Press release:
A “wormhole” can be many things. Many things can be wormholes-in-becoming. In a straightforward sense, a wormhole is a hole in wood or fruit, burrowed by worms and worm-like creatures. It can also be a figurative hole, such as a productive digression that is both a detour and a destination in-the-making. A wormhole can describe a process, for instance, of navigating digital space, of endlessly browsing internet pages, such as Wikipedia, by way of embedded hyperlinks. The above description implies laborious slowness, which clashes with the speed-of-light velocity at which wormhole portals are traversed in sci-fi literature, film, and TV productions. There, they are, most often, functional. Although travelling through them must be mind-blowing, the lack of insight into this experience demonstrates as little narrative patience as can also be found, for instance, in shoddily haphazard exposition scenes in pornographic films and videos. An exception to the latter is a short-lived wave of US-based pre-AIDS gay-porn artistic films by filmmakers such as Jack Deveau, Joe Gage, or Wakefield Poole, where the presence and narrative significance of non-sexual intercourse scenes is expanded and made more complicated. The above example is one of the film-based references in “there is room to sprawl, time freezes in a sense,” an duo-solo exhibition by Maggessi/Morusiewicz, who employ the figure of a wormhole as a film-based trope and a film-making strategy: as a way of thinking of the medium of film in expanded and syncretic ways: as a performative sound sculpture, an immersive room installation, and a strategy of critical reading.

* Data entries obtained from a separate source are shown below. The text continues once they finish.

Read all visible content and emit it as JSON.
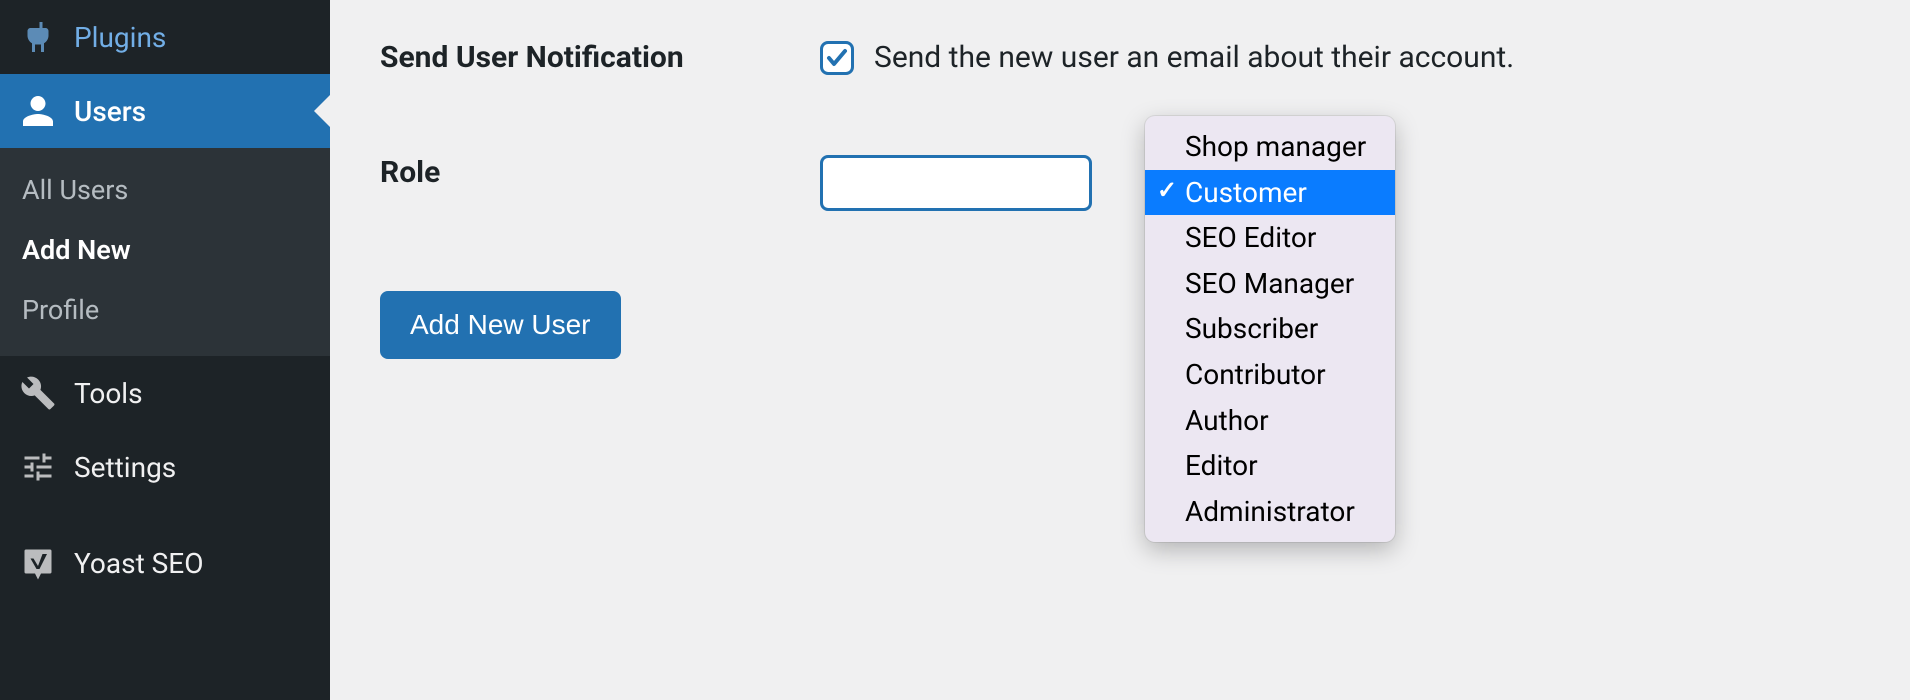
{
  "sidebar": {
    "items": [
      {
        "label": "Plugins",
        "icon": "plug-icon"
      },
      {
        "label": "Users",
        "icon": "user-icon",
        "active": true
      },
      {
        "label": "Tools",
        "icon": "wrench-icon"
      },
      {
        "label": "Settings",
        "icon": "sliders-icon"
      },
      {
        "label": "Yoast SEO",
        "icon": "yoast-icon"
      }
    ],
    "submenu": {
      "items": [
        {
          "label": "All Users"
        },
        {
          "label": "Add New",
          "current": true
        },
        {
          "label": "Profile"
        }
      ]
    }
  },
  "form": {
    "notification": {
      "label": "Send User Notification",
      "checkbox_label": "Send the new user an email about their account.",
      "checked": true
    },
    "role": {
      "label": "Role",
      "selected": "Customer",
      "options": [
        "Shop manager",
        "Customer",
        "SEO Editor",
        "SEO Manager",
        "Subscriber",
        "Contributor",
        "Author",
        "Editor",
        "Administrator"
      ]
    },
    "submit_label": "Add New User"
  }
}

Displayed on multiple screens, sometimes in orchestrated dialogue and at other times unsynchronized, Maggessi/Morusiewicz employ the remixing strategy to propose fragmented and changeable narrative shapes to temporally-troubled spaces of in-betweenness, of “in the meantime.” Their reference-heavy filmwork ties together several specifically situated film/video genres and contexts under the common denominator of a “wormhole,” which, while pertaining to the above descriptions, always somehow relates to time and its measure. To quote the exhibition’s title, there is “room to sprawl” in the scenes and images that Maggessi/Morusiewicz reference in terms of their selection of sci-fi films. Coming from different places (mostly the U.S., the Soviet Union, Poland, Japan), they are all characterized by the pace that is noticeably slower than their more contemporary genre counterparts. The footage, mostly black-and-white, shows blinking flying saucers, pensive astronauts, confused space monsters, and leisurely tarantulas, all of which take time to react and to have their reactions registered on film. In the case of the pre-AIDS gay-porn artistic films, this time quality denotes the particular sprawling character of non-sexual intercourse scenes, in which the characters travel by cars or on foot, from location to location, frequently without a specific objective, or they perform daily routine activity, such as walking dogs, cooking eggs for breakfast, taking showers, going for walks, or sitting around and chatting. While undeniably heavy on explicit, non-simulated scenes of sexual encounters, these films, nevertheless, open their sex-centric plots to lingering moments of narratively unpredictable sprawling. Apart from their frequently blissful mood, such moments also normalize the films’ sexual activity, which is a politically significant agenda for Maggessi/Morusiewicz, both of whom originate from the nation states (Brasil, Poland) with a long history of complicated and violent sexual politics, largely informed by the homophobic, sexist, and anti-wom*n discourses, cultivated by the religion-heavy right-wing state policies.
“there is room to sprawl, time freezes in a sense” is an immersive space installation that combines sound, video, and sculptural works, which stem from the duo’s ongoing interest in artistic research, expanded filmmaking, multi-medial performance art, and writing. Largely based on found footage from over a hundred mostly several-decade-old films, Maggessi/Morusiewicz’s filmwork uses the format of research-based artistic practice, referencing and citing film sources that are integrated with the original footage, shot by the duo, into sprawling yet visually coherent narratives. Their anchor is frequently the soundtrack, which takes on the form of a sonic collage that combines the original tracks (written, performed, and mixed by Seth Weiner/Sadie Siegel) together with field recordings, recorded storytelling performance, samples from other audio tracks, and heterogenous ambience sound, recorded during Maggessi/Morusiewicz’s production, rehearsal, and performance sessions. The sound is an inextricable element not only of the individual works, but also of the screening’s overall material setting, composed out of the exhibition’s textile artworks: quilted screens and sitting cushions with embroidered patterns that reference film-based characters and scenes.